In Andrew Sinclair's 1979 biography, John Ford, Stewart revealed that Ford's "direction took the form of asides. Sometimes he'd put his hand across his mouth so that others couldn't hear what he was saying to you. On Two Rode Together, he told me to watch out for Dick Widmark because he was a good actor and that he would start stealing if I didn't watch him. Later, I learned he'd told Dick the same thing about me. He liked things to be tense."

One of the film's most notable scenes is a four-minute two-shot of Stewart and Widmark bantering on a river bank about money, women, and the Comanche problem.

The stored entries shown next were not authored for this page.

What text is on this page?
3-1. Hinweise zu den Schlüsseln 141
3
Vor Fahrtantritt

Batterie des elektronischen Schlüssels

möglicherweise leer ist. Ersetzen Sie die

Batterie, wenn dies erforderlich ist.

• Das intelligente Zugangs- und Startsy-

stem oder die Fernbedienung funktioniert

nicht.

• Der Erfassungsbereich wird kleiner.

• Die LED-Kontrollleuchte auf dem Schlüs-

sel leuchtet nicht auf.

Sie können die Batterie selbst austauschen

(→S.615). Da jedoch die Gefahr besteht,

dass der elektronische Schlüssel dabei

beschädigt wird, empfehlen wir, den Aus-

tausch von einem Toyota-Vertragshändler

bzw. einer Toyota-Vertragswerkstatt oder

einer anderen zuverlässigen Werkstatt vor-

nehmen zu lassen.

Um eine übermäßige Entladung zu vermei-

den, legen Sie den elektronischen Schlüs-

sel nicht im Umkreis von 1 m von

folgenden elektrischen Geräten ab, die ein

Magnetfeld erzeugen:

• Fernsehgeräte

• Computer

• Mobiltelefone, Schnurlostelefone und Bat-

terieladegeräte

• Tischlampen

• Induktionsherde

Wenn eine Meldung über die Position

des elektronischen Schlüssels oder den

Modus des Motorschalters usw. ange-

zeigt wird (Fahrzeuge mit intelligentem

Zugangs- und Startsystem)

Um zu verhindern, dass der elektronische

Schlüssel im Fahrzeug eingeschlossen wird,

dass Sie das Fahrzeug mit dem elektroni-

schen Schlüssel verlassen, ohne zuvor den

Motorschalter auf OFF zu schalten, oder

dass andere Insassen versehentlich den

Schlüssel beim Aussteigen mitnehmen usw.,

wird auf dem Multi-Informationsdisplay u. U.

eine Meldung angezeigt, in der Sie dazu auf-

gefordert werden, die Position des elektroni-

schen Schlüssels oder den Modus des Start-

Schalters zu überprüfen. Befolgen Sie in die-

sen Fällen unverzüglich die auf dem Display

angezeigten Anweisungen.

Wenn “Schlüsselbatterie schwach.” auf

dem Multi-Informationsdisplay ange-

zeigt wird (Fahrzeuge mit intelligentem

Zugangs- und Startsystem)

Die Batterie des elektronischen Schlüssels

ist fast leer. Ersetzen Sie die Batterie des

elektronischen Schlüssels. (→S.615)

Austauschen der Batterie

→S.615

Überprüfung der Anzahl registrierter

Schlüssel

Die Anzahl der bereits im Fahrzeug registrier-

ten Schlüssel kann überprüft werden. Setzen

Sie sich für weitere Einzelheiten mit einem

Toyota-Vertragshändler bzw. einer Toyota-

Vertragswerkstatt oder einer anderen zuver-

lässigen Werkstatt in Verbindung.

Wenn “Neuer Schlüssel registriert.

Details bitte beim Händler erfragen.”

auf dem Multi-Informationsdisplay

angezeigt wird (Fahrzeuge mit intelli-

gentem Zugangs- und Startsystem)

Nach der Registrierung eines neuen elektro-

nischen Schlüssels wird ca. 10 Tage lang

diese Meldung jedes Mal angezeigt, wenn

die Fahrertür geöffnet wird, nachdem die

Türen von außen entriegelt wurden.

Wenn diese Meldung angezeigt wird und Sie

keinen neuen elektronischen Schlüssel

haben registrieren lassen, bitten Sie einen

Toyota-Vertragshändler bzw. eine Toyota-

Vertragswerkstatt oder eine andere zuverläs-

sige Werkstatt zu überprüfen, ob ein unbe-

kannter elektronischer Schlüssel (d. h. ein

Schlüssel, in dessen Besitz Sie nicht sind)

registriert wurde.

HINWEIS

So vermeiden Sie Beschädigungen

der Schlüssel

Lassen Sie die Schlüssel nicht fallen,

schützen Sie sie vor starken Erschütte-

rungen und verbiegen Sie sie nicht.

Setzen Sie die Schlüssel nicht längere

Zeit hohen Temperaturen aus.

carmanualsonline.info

Ford shot the lengthy scene with his crew waist-deep in the chilly river.

The film was shot at the Alamo Village, the movie set originally created for John Wayne's The Alamo (1960).

Two Rode Together was the first of three Westerns that Stewart and Ford would collaborate on; The Man Who Shot Liberty Valance came the following year and Cheyenne Autumn was released in 1964. This film was also the fifteenth that Jack Murray would edit for Ford. It was also the last; Murray died a few months before the film's release.

==Critical reception==
The film received mixed reviews. The Los Angeles Times described Two Rode Together as the "most disappointing western" of John Ford's career, while The New York Times praised James Stewart's performance as a career best.